0 Replies Latest reply on Jul 9, 2008 10:25 AM by lcurry

    authorization on endpoints spread across a cluster

    lcurry

      I have a very simple filepoller/filesender scenario. I have a clustered environment consisting of 2 SMX instances, each running on a different box. I deploy the filepoller SA to instance running on host1. I deploy the filesender SA to instance running on host2.

      I've left the default authorization on host1 container's broker allowing all users/all roles:

       

      <sm:authorizationEntry service="*:" roles=""/>

       

      I've configured the broker on host2 to only allow access to the filesender endpoint to users with role 'mgr':

       

      <sm:authorizationEntry service="tut:file" endpoint="sender" roles="mgr"/>

       

      Effectively, what i want is to configure which users are allowed to invoke a particular JBI component instance, regardless of which cluster it resides, in this case my filesender should be restricted to users with 'mgr' role.

      But i don't see this happening. When I run the clustered scenario filepoller (on host1) -->filesender (on host2), i don't get any type of authorization error. I would expect to see one in this case because I'm not specifying any user/pass info in the message and therefore the filesender should deny access (it should only allow access to users with 'mgr' role).
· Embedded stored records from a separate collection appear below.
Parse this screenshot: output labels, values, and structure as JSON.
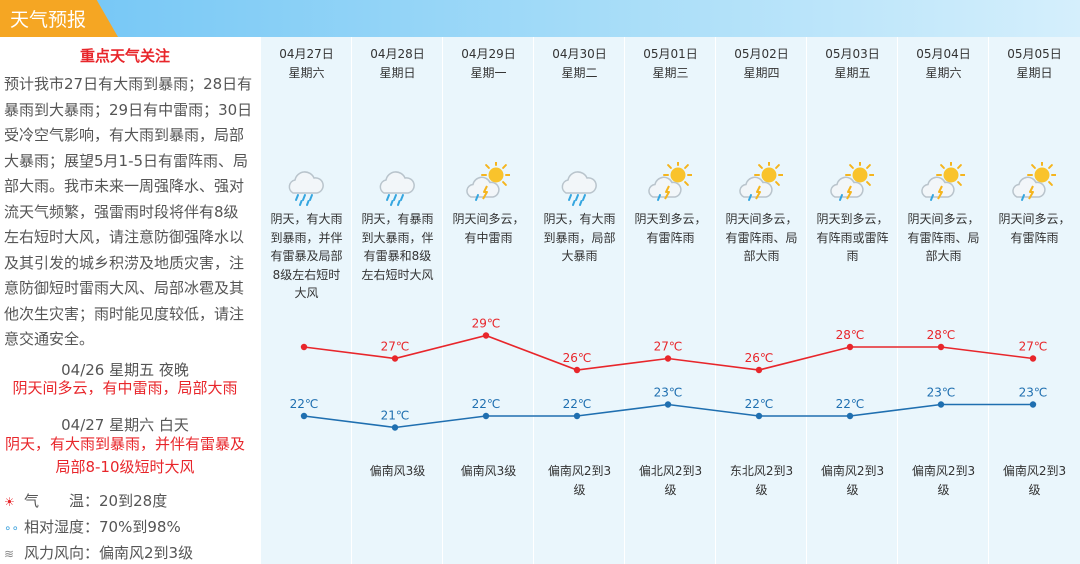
{
  "header": {
    "title": "天气预报"
  },
  "focus": {
    "title": "重点天气关注",
    "text": "预计我市27日有大雨到暴雨；28日有暴雨到大暴雨；29日有中雷雨；30日受冷空气影响，有大雨到暴雨，局部大暴雨；展望5月1-5日有雷阵雨、局部大雨。我市未来一周强降水、强对流天气频繁，强雷雨时段将伴有8级左右短时大风，请注意防御强降水以及其引发的城乡积涝及地质灾害，注意防御短时雷雨大风、局部冰雹及其他次生灾害；雨时能见度较低，请注意交通安全。"
  },
  "periods": [
    {
      "label": "04/26 星期五 夜晚",
      "desc": "阴天间多云，有中雷雨，局部大雨"
    },
    {
      "label": "04/27 星期六 白天",
      "desc": "阴天，有大雨到暴雨，并伴有雷暴及局部8-10级短时大风"
    }
  ],
  "info": [
    {
      "icon": "thermometer-icon",
      "label": "气　　温：",
      "value": "20到28度"
    },
    {
      "icon": "humidity-icon",
      "label": "相对湿度：",
      "value": "70%到98%"
    },
    {
      "icon": "wind-icon",
      "label": "风力风向：",
      "value": "偏南风2到3级"
    }
  ],
  "colors": {
    "high_line": "#e8262b",
    "low_line": "#1f6fb0",
    "accent": "#f5a623",
    "header_bg": "#6fc4f5",
    "panel_bg": "#eaf6fc"
  },
  "days": [
    {
      "date": "04月27日",
      "weekday": "星期六",
      "icon": "cloud-rain-icon",
      "desc": "阴天，有大雨到暴雨，并伴有雷暴及局部8级左右短时大风",
      "wind": ""
    },
    {
      "date": "04月28日",
      "weekday": "星期日",
      "icon": "cloud-rain-icon",
      "desc": "阴天，有暴雨到大暴雨，伴有雷暴和8级左右短时大风",
      "wind": "偏南风3级"
    },
    {
      "date": "04月29日",
      "weekday": "星期一",
      "icon": "sun-cloud-thunder-icon",
      "desc": "阴天间多云，有中雷雨",
      "wind": "偏南风3级"
    },
    {
      "date": "04月30日",
      "weekday": "星期二",
      "icon": "cloud-rain-icon",
      "desc": "阴天，有大雨到暴雨，局部大暴雨",
      "wind": "偏南风2到3级"
    },
    {
      "date": "05月01日",
      "weekday": "星期三",
      "icon": "sun-cloud-thunder-icon",
      "desc": "阴天到多云，有雷阵雨",
      "wind": "偏北风2到3级"
    },
    {
      "date": "05月02日",
      "weekday": "星期四",
      "icon": "sun-cloud-thunder-icon",
      "desc": "阴天间多云，有雷阵雨、局部大雨",
      "wind": "东北风2到3级"
    },
    {
      "date": "05月03日",
      "weekday": "星期五",
      "icon": "sun-cloud-thunder-icon",
      "desc": "阴天到多云，有阵雨或雷阵雨",
      "wind": "偏南风2到3级"
    },
    {
      "date": "05月04日",
      "weekday": "星期六",
      "icon": "sun-cloud-thunder-icon",
      "desc": "阴天间多云，有雷阵雨、局部大雨",
      "wind": "偏南风2到3级"
    },
    {
      "date": "05月05日",
      "weekday": "星期日",
      "icon": "sun-cloud-thunder-icon",
      "desc": "阴天间多云，有雷阵雨",
      "wind": "偏南风2到3级"
    }
  ],
  "chart_data": {
    "type": "line",
    "categories": [
      "04月27日",
      "04月28日",
      "04月29日",
      "04月30日",
      "05月01日",
      "05月02日",
      "05月03日",
      "05月04日",
      "05月05日"
    ],
    "unit": "℃",
    "series": [
      {
        "values": [
          null,
          27,
          29,
          26,
          27,
          26,
          28,
          28,
          27
        ],
        "labels": [
          "",
          "27℃",
          "29℃",
          "26℃",
          "27℃",
          "26℃",
          "28℃",
          "28℃",
          "27℃"
        ]
      },
      {
        "values": [
          22,
          21,
          22,
          22,
          23,
          22,
          22,
          23,
          23
        ],
        "labels": [
          "22℃",
          "21℃",
          "22℃",
          "22℃",
          "23℃",
          "22℃",
          "22℃",
          "23℃",
          "23℃"
        ]
      }
    ],
    "high_first_point": 28,
    "ylim": [
      20,
      30
    ],
    "grid": false,
    "legend": "none"
  }
}
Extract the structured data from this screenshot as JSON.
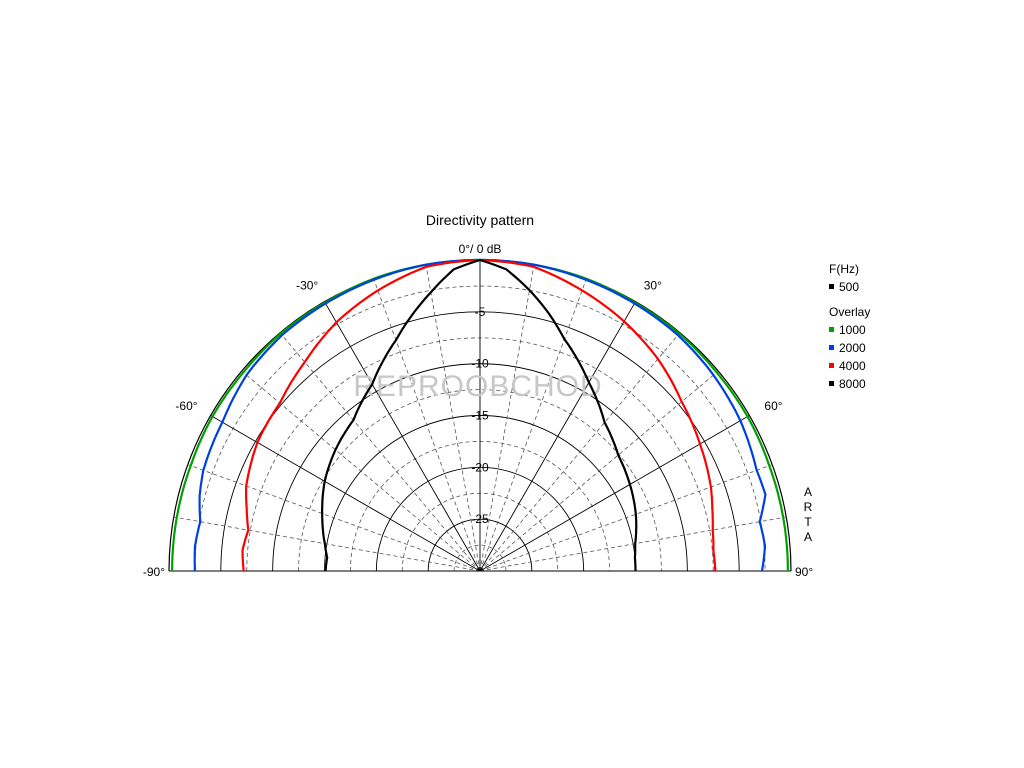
{
  "chart_data": {
    "type": "polar-semicircle",
    "title": "Directivity pattern",
    "top_label": "0°/ 0 dB",
    "db_range": [
      -30,
      0
    ],
    "db_rings": [
      0,
      -5,
      -10,
      -15,
      -20,
      -25,
      -30
    ],
    "db_tick_labels": [
      {
        "value": -5,
        "label": "-5"
      },
      {
        "value": -10,
        "label": "-10"
      },
      {
        "value": -15,
        "label": "-15"
      },
      {
        "value": -20,
        "label": "-20"
      },
      {
        "value": -25,
        "label": "-25"
      }
    ],
    "angle_range": [
      -90,
      90
    ],
    "angle_labels": [
      {
        "angle": -90,
        "label": "-90°"
      },
      {
        "angle": -60,
        "label": "-60°"
      },
      {
        "angle": -30,
        "label": "-30°"
      },
      {
        "angle": 30,
        "label": "30°"
      },
      {
        "angle": 60,
        "label": "60°"
      },
      {
        "angle": 90,
        "label": "90°"
      }
    ],
    "side_label": "ARTA",
    "watermark": "REPROOBCHOD",
    "legend": {
      "header": "F(Hz)",
      "main": {
        "name": "500",
        "color": "#000000"
      },
      "overlay_header": "Overlay",
      "overlays": [
        {
          "name": "1000",
          "color": "#00a000"
        },
        {
          "name": "2000",
          "color": "#0040e0"
        },
        {
          "name": "4000",
          "color": "#ff0000"
        },
        {
          "name": "8000",
          "color": "#000000"
        }
      ]
    },
    "series": [
      {
        "name": "1000",
        "color": "#00a000",
        "angles": [
          -90,
          -80,
          -70,
          -60,
          -50,
          -40,
          -30,
          -20,
          -10,
          0,
          10,
          20,
          30,
          40,
          50,
          60,
          70,
          80,
          90
        ],
        "values": [
          -0.3,
          -0.3,
          -0.3,
          -0.2,
          -0.2,
          -0.1,
          -0.1,
          0,
          0,
          0,
          0,
          0,
          -0.1,
          -0.1,
          -0.2,
          -0.2,
          -0.3,
          -0.3,
          -0.3
        ]
      },
      {
        "name": "2000",
        "color": "#0040e0",
        "angles": [
          -90,
          -85,
          -80,
          -75,
          -70,
          -60,
          -50,
          -40,
          -30,
          -20,
          -10,
          0,
          10,
          20,
          30,
          40,
          50,
          60,
          70,
          75,
          80,
          85,
          90
        ],
        "values": [
          -2.5,
          -2.4,
          -2.6,
          -2.0,
          -1.6,
          -1.3,
          -0.6,
          -0.3,
          -0.2,
          -0.1,
          0,
          0,
          0,
          -0.1,
          -0.2,
          -0.3,
          -0.6,
          -1.0,
          -1.6,
          -1.5,
          -2.6,
          -2.4,
          -2.8
        ]
      },
      {
        "name": "4000",
        "color": "#ff0000",
        "angles": [
          -90,
          -85,
          -80,
          -75,
          -70,
          -60,
          -50,
          -40,
          -30,
          -20,
          -10,
          0,
          10,
          20,
          30,
          40,
          50,
          60,
          70,
          75,
          80,
          85,
          90
        ],
        "values": [
          -7.2,
          -7.0,
          -7.3,
          -6.7,
          -6.0,
          -5.2,
          -4.8,
          -3.7,
          -2.3,
          -1.2,
          -0.2,
          0,
          -0.2,
          -1.2,
          -2.2,
          -3.3,
          -4.6,
          -5.5,
          -6.3,
          -6.8,
          -7.2,
          -7.4,
          -7.3
        ]
      },
      {
        "name": "8000",
        "color": "#000000",
        "angles": [
          -90,
          -85,
          -80,
          -75,
          -70,
          -60,
          -50,
          -40,
          -30,
          -20,
          -15,
          -10,
          -5,
          0,
          5,
          10,
          15,
          20,
          30,
          40,
          50,
          60,
          70,
          75,
          80,
          85,
          90
        ],
        "values": [
          -15.1,
          -15.2,
          -14.8,
          -14.3,
          -13.8,
          -12.7,
          -11.8,
          -11.0,
          -9.2,
          -6.3,
          -4.5,
          -2.7,
          -0.8,
          0,
          -0.8,
          -2.5,
          -4.3,
          -6.2,
          -9.0,
          -11.3,
          -12.6,
          -13.3,
          -14.0,
          -14.4,
          -14.8,
          -15.0,
          -15.0
        ]
      }
    ]
  }
}
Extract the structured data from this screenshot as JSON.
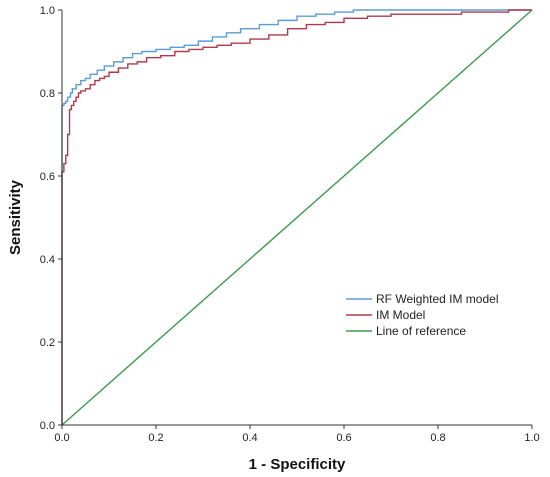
{
  "chart_data": {
    "type": "line",
    "title": "",
    "xlabel": "1 - Specificity",
    "ylabel": "Sensitivity",
    "xlim": [
      0,
      1
    ],
    "ylim": [
      0,
      1
    ],
    "xticks": [
      "0.0",
      "0.2",
      "0.4",
      "0.6",
      "0.8",
      "1.0"
    ],
    "yticks": [
      "0.0",
      "0.2",
      "0.4",
      "0.6",
      "0.8",
      "1.0"
    ],
    "grid": false,
    "legend_position": "bottom-right",
    "series": [
      {
        "name": "RF Weighted IM model",
        "color": "#5b9bd5",
        "step": true,
        "x": [
          0.0,
          0.0,
          0.004,
          0.008,
          0.012,
          0.018,
          0.022,
          0.03,
          0.04,
          0.05,
          0.06,
          0.075,
          0.09,
          0.11,
          0.13,
          0.15,
          0.17,
          0.2,
          0.23,
          0.26,
          0.29,
          0.32,
          0.35,
          0.38,
          0.42,
          0.46,
          0.5,
          0.54,
          0.58,
          0.62,
          0.7,
          0.8,
          0.9,
          0.97,
          1.0
        ],
        "y": [
          0.0,
          0.77,
          0.775,
          0.78,
          0.79,
          0.8,
          0.81,
          0.82,
          0.83,
          0.835,
          0.845,
          0.855,
          0.865,
          0.875,
          0.885,
          0.895,
          0.9,
          0.905,
          0.91,
          0.915,
          0.925,
          0.935,
          0.945,
          0.955,
          0.965,
          0.975,
          0.985,
          0.99,
          0.995,
          1.0,
          1.0,
          1.0,
          1.0,
          1.0,
          1.0
        ]
      },
      {
        "name": "IM Model",
        "color": "#b0394f",
        "step": true,
        "x": [
          0.0,
          0.0,
          0.004,
          0.008,
          0.012,
          0.016,
          0.02,
          0.025,
          0.03,
          0.035,
          0.04,
          0.05,
          0.06,
          0.07,
          0.08,
          0.09,
          0.1,
          0.12,
          0.14,
          0.16,
          0.18,
          0.21,
          0.24,
          0.27,
          0.3,
          0.33,
          0.36,
          0.4,
          0.44,
          0.48,
          0.52,
          0.56,
          0.6,
          0.65,
          0.7,
          0.75,
          0.8,
          0.85,
          0.9,
          0.95,
          1.0
        ],
        "y": [
          0.0,
          0.61,
          0.63,
          0.65,
          0.7,
          0.76,
          0.77,
          0.78,
          0.79,
          0.8,
          0.805,
          0.81,
          0.82,
          0.83,
          0.835,
          0.84,
          0.85,
          0.86,
          0.87,
          0.875,
          0.885,
          0.89,
          0.9,
          0.905,
          0.91,
          0.915,
          0.92,
          0.93,
          0.94,
          0.955,
          0.965,
          0.97,
          0.98,
          0.985,
          0.99,
          0.99,
          0.99,
          0.995,
          0.995,
          1.0,
          1.0
        ]
      },
      {
        "name": "Line of reference",
        "color": "#3c9a4e",
        "step": false,
        "x": [
          0,
          1
        ],
        "y": [
          0,
          1
        ]
      }
    ]
  }
}
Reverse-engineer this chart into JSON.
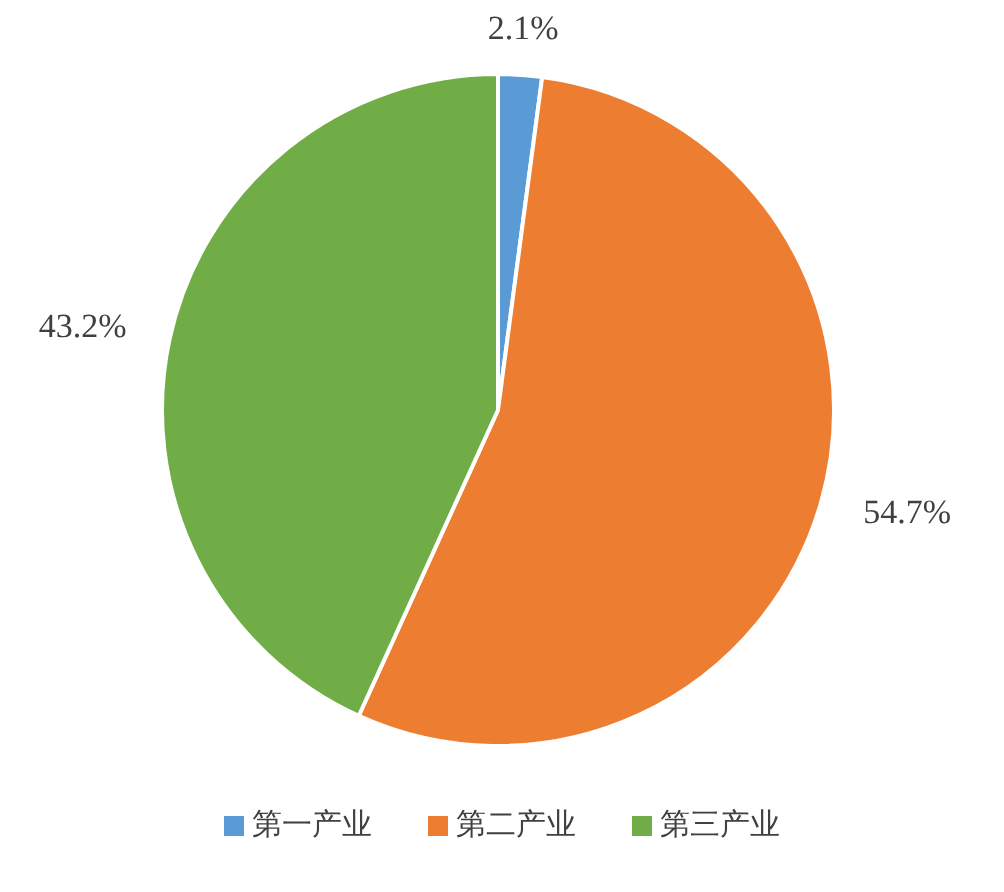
{
  "chart_data": {
    "type": "pie",
    "categories": [
      "第一产业",
      "第二产业",
      "第三产业"
    ],
    "values": [
      2.1,
      54.7,
      43.2
    ],
    "colors": [
      "#5b9bd5",
      "#ed7d31",
      "#70ad47"
    ],
    "value_labels": [
      "2.1%",
      "54.7%",
      "43.2%"
    ],
    "legend": "bottom"
  }
}
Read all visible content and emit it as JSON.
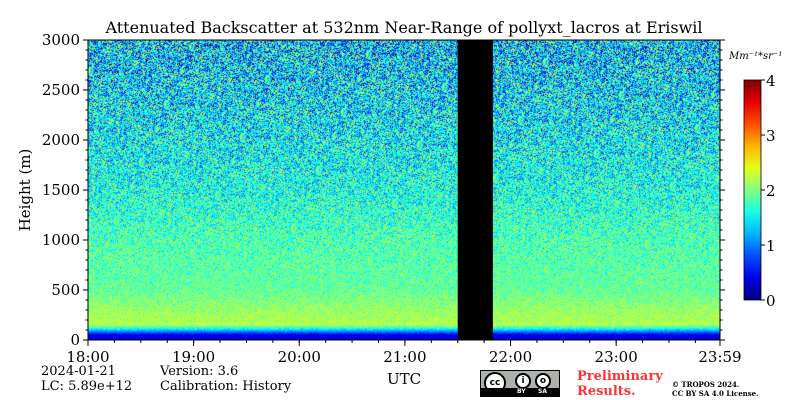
{
  "chart_data": {
    "type": "heatmap",
    "title": "Attenuated Backscatter at 532nm Near-Range of pollyxt_lacros at Eriswil",
    "xlabel": "UTC",
    "ylabel": "Height (m)",
    "x_ticks": [
      "18:00",
      "19:00",
      "20:00",
      "21:00",
      "22:00",
      "23:00",
      "23:59"
    ],
    "x_range_hours": [
      18.0,
      23.983
    ],
    "y_ticks": [
      0,
      500,
      1000,
      1500,
      2000,
      2500,
      3000
    ],
    "y_range": [
      0,
      3000
    ],
    "colorbar": {
      "label": "Mm⁻¹*sr⁻¹",
      "range": [
        0,
        4
      ],
      "ticks": [
        0,
        1,
        2,
        3,
        4
      ],
      "colormap": "jet"
    },
    "no_data_interval_hours": [
      21.5,
      21.833
    ],
    "profile": {
      "comment_free": true,
      "blind_zone_top_m": 100,
      "bright_layer_m": [
        100,
        300
      ],
      "typical_value_by_height": [
        {
          "height": 50,
          "value": 0.4
        },
        {
          "height": 150,
          "value": 2.2
        },
        {
          "height": 300,
          "value": 2.1
        },
        {
          "height": 500,
          "value": 1.9
        },
        {
          "height": 1000,
          "value": 1.8
        },
        {
          "height": 1500,
          "value": 1.6
        },
        {
          "height": 2000,
          "value": 1.5
        },
        {
          "height": 2500,
          "value": 1.4
        },
        {
          "height": 3000,
          "value": 1.3
        }
      ]
    }
  },
  "info": {
    "date": "2024-01-21",
    "lc": "LC: 5.89e+12",
    "version": "Version: 3.6",
    "calibration": "Calibration: History"
  },
  "footer": {
    "prelim_line1": "Preliminary",
    "prelim_line2": "Results.",
    "copyright_line1": "© TROPOS 2024.",
    "copyright_line2": "CC BY SA 4.0 License.",
    "cc_icon": "cc-by-sa-icon",
    "cc_by": "BY",
    "cc_sa": "SA"
  }
}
      The kicker is, when i run this scenario in an unclustered environment with authorization configured as follows, it works, i.e. i get a "User not authenticated" error.

       

      <sm:authorizationEntry service="tut:file" endpoint="sender" roles="mgr"/>

       

      So it appears the authorizationEntries on host2 (in the clustered scenario) is being ignored. The authorizationEntries on host1 gets used instead.

      So a potential work around might be to keep all security.xml files consistent.

      if I combine the authorizationEntries, and sync the security config files for both smx instances in the cluster, I get the expected behavior.

      Is this behavior to be expected? I'd imagine not as the actual work of updating the security file for a small cluster is simple, but it will quickly become an issue for large clusters that span multiple network zones in an enterprise wide deployment.